Cryptographers recommend that you create a large block of randomized data and save it against the user to use as a seed.
This hash-seeding value is called a salt.
Okay, so that covers the very basics.
And when I say basics I mean very most basics. This isn't exactly state of the art. Unix's 'crypt' function first used salted hashes to protect against dictionary attacks in 1976, a decade before I was born.
Okay, don't use MD5. Let's talk about that.
MD5 is well-known, and well-understood, and it's been in use for a good long time.
Unfortunately, in that good long time, cracks have begun to show in this venerable hashing algorithm.
The biggest reason to avoid MD5 is simply that it is too fast.
It's possible to MD5 hash millions of values per second.
This makes brute force attacks against MD5-hashed passwords very easy.
This MD5-hashing python script I wrote runs, on a cheap little virtual machine, one million MD5 hashes in 1.5 seconds.
Now, BCrypt is designed to be slow.
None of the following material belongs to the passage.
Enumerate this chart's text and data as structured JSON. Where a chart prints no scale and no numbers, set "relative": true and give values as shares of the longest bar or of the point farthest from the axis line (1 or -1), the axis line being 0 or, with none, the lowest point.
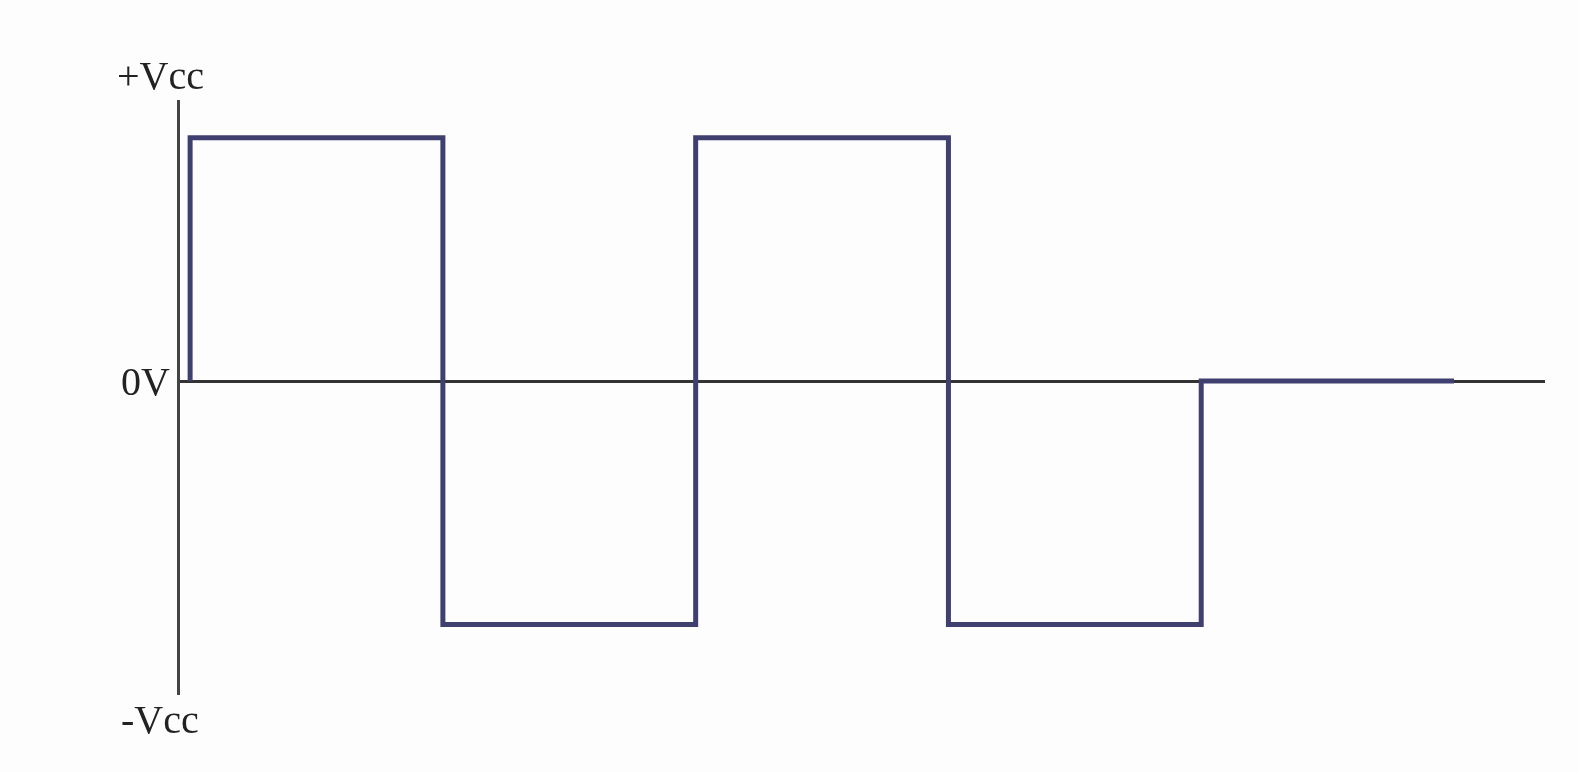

Using the default settings on the same virtual machine, that run would take me 3.4 days.
This, combined with a salt for each individual user, means that brute forcing passwords out of a database could take days or months per user, rather than an hour or two for the whole thing.
BCrypt also comes with a work variable that you can crank up to make things even slower as hardware gets faster. When I turn it up to 15, my million-hash script goes from 3.4 days to run, to 26 days to run.
At this point, though, just logging a single user in to my site could take a couple of seconds. I'm not sure if they're willing to wait that long.
So, for password security, you should use something that's specifically designed for password security - like Bcrypt, or PBKDF2
But even for general purposes, if you're looking for a secure hash algorithm, MD5 is kind of old and broken.
SHA means "Secure Hash Algorithm", and SHA-512 has become a new standard for hashing, one that's cryptographically much more secure.